Halo insights

  • Peter Parkes
    Peter Parkes
    Co-founder
This was published before our pivot. Read our announcement

When you’re researching one thing, you often learn about something else.

For example, imagine you’re doing a customer research project about dogs, talking to dog owners about how they care for their animals, what they feed them, and where they take them for walks. And let’s call your findings the core insights from this project.

The chances are you’ll also hear things about their other pets. Cats, rabbits, iguanas, beetles and so on.

Some of these things you hear might turn out to be pretty useful. They might spark ideas for new products, services or improvements. They might help solve problems or inspire further research.

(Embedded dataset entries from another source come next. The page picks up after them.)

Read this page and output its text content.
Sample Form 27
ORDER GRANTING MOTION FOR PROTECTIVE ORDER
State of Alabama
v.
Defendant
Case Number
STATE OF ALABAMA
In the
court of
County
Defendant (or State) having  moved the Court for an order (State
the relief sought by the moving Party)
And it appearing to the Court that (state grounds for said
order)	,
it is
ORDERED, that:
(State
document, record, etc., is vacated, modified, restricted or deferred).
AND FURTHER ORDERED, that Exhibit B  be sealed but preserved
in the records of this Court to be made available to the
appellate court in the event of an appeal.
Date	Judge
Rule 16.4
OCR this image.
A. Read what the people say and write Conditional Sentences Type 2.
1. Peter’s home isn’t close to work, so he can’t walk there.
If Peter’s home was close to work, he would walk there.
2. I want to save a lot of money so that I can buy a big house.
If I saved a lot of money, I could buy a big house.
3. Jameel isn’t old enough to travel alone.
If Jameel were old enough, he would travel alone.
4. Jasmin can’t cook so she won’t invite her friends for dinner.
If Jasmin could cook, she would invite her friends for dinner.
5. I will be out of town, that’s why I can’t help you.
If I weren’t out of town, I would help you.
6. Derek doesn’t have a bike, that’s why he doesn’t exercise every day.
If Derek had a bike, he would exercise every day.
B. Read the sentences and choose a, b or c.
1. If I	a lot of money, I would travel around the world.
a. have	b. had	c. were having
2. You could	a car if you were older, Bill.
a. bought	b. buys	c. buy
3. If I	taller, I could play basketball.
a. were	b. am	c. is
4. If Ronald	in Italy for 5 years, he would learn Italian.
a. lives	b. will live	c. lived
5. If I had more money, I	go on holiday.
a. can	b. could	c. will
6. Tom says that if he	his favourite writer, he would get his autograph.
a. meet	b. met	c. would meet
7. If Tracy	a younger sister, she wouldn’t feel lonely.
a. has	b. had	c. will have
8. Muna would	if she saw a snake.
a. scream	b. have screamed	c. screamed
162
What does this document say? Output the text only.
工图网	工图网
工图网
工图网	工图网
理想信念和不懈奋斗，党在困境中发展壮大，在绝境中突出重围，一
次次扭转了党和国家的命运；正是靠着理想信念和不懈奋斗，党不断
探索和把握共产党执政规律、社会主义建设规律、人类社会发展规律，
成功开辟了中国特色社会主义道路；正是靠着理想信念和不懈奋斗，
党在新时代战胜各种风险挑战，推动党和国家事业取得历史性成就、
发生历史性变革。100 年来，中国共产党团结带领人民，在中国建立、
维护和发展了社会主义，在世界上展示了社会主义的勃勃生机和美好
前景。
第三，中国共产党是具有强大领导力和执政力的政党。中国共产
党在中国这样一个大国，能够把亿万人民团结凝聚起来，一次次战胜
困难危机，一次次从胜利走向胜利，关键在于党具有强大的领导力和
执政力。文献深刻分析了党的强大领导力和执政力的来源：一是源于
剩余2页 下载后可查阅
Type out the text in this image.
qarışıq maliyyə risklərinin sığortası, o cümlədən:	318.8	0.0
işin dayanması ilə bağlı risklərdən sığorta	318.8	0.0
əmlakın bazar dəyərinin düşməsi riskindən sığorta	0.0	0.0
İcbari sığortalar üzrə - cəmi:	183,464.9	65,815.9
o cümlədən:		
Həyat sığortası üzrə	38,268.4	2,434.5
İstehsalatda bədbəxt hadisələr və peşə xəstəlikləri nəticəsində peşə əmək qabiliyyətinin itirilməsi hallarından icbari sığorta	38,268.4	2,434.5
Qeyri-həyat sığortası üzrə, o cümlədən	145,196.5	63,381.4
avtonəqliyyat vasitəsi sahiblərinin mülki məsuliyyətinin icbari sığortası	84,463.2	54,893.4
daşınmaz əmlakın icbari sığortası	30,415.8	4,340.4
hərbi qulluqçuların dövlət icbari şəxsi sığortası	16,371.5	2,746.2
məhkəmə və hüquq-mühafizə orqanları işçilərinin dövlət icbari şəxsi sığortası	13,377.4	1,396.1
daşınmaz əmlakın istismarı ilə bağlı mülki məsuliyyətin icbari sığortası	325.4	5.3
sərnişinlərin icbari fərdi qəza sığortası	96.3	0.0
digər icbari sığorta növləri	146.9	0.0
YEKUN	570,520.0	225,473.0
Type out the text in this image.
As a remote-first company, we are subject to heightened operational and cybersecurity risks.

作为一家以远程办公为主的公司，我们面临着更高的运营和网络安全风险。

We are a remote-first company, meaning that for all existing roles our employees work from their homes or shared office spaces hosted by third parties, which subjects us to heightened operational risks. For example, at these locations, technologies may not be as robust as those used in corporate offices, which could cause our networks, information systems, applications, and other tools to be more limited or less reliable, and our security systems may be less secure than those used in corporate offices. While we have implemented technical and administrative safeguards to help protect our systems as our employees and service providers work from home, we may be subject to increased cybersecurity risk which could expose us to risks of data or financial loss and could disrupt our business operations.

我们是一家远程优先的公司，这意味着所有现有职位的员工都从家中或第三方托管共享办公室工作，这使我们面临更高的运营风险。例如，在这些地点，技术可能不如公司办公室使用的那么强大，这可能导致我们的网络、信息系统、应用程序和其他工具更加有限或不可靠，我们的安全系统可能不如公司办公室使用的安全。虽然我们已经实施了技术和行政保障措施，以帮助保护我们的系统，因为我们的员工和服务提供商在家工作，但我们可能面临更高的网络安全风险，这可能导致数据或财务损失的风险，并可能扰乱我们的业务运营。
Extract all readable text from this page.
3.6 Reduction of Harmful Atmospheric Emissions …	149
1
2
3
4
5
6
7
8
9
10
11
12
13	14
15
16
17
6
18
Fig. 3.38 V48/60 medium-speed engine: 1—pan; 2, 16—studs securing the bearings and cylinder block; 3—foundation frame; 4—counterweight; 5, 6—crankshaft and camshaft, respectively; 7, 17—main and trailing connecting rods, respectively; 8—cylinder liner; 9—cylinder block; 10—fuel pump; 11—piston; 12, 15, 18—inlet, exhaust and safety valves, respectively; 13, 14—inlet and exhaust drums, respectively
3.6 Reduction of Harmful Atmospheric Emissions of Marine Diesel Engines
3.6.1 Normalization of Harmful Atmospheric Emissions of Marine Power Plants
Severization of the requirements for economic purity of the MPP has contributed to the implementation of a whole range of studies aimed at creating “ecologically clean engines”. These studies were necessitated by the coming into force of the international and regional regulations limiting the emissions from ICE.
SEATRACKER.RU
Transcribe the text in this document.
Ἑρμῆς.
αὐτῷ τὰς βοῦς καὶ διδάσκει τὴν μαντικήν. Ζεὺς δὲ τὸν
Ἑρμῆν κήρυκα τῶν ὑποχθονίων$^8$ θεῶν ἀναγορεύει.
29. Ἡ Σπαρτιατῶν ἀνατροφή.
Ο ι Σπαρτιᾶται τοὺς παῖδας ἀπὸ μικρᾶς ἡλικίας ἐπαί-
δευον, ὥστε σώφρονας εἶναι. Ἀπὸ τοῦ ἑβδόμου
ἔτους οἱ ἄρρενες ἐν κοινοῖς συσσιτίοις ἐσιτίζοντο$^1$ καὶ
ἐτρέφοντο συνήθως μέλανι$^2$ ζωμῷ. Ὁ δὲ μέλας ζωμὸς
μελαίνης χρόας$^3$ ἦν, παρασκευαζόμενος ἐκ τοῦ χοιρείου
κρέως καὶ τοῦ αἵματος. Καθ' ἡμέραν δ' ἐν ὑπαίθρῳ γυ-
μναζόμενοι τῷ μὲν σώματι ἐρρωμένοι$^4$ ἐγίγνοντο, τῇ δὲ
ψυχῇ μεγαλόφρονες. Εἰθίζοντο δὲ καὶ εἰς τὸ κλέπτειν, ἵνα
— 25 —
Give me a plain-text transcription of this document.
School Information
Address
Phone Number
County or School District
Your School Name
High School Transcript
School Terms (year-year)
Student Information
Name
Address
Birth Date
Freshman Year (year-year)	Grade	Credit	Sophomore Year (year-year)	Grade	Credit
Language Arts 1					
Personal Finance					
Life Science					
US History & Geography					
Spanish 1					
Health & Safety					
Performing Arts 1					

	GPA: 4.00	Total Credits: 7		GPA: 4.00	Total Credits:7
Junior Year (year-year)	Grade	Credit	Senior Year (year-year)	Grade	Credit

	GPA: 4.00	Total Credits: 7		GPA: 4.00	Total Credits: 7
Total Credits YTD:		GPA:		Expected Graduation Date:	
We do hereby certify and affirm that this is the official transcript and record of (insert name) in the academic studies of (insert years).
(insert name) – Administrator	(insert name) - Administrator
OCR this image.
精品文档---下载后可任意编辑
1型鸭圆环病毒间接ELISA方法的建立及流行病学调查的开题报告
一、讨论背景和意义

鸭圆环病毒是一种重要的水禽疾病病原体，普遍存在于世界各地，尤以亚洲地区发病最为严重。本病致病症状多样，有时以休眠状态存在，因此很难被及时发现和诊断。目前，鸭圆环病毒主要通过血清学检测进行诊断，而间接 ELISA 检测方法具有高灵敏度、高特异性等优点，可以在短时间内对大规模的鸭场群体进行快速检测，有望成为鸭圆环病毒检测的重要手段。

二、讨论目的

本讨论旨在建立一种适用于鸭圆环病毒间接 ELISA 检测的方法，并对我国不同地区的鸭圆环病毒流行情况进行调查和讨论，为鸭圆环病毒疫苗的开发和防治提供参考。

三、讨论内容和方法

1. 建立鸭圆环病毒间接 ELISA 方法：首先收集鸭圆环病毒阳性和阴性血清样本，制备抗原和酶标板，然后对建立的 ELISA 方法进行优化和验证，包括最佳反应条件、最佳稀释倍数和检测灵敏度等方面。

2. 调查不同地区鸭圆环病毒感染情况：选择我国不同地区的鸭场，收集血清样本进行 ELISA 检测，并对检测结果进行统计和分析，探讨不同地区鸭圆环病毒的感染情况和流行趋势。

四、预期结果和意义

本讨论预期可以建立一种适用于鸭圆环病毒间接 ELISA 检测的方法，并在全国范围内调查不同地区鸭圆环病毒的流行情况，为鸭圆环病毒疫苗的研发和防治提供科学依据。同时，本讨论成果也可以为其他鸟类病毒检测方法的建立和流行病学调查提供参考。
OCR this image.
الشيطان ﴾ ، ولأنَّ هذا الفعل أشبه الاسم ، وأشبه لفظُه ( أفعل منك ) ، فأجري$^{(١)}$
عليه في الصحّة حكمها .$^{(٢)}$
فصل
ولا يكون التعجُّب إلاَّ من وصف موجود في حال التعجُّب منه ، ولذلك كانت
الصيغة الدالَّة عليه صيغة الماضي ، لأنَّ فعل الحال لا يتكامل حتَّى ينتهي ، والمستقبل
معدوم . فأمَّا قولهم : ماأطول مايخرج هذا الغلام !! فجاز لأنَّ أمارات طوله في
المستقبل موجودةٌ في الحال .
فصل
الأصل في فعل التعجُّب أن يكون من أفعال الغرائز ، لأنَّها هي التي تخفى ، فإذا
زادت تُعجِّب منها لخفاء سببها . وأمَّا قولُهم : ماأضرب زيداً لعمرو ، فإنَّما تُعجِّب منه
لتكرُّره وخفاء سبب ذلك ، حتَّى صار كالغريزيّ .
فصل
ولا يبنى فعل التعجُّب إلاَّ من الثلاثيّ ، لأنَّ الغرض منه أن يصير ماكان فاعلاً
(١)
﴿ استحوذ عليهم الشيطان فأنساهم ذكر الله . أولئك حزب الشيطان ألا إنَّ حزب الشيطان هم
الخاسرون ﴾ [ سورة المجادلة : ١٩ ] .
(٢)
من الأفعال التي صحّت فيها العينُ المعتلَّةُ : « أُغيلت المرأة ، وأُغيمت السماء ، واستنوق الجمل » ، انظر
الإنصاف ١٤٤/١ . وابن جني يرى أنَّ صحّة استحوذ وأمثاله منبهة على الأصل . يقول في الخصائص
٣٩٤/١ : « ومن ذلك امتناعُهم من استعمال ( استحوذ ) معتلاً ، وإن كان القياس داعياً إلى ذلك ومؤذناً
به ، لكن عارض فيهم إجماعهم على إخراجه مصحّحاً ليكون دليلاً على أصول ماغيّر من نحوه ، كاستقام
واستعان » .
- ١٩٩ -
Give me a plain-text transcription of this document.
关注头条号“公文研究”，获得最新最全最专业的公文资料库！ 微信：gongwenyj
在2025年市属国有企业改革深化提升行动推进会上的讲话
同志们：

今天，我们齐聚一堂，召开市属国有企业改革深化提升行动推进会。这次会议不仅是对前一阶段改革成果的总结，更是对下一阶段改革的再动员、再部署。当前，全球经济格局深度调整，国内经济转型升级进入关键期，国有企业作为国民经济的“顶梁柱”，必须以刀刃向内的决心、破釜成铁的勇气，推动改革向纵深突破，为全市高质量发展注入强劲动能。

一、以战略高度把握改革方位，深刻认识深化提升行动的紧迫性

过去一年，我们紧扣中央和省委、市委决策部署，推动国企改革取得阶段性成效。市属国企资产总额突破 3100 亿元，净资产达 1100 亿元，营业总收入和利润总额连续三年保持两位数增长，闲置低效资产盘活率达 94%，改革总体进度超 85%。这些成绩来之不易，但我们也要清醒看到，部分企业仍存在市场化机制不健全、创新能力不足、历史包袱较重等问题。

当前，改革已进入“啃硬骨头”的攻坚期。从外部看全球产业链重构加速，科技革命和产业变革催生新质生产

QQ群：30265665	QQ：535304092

These are what I like to call halo insights: the insights just outside of the current project brief, but that could be hugely valuable to another person, team or part of your organization.

The sad truth about halo insights

Halo insights from user research

Very often these halo insights don’t get recorded. If you’re really diligent, you might send an email to the people on the iguana team to let them know about this new reptile feed supplier that people keep mentioning, but the chances are you’ll focus on writing up those dog insights.

This is totally natural. You have limited time and resources. The current priority for your team is dogs. So you focus on the dog stuff.

Where should the halo insights go?

In an ideal world, you’d have a central location to store all this information, shared across teams, so that any potentially useful halo insights don’t get lost.

And don’t worry if they don’t feel ‘big’ enough to be ‘real’ insights. Record them anyway – remember that insights come in all shapes and sizes.

If you don’t keep track of your halo insights, your research programs only operate at a percentage of their true potential. And that spark of inspiration or clever solution might get lost forever.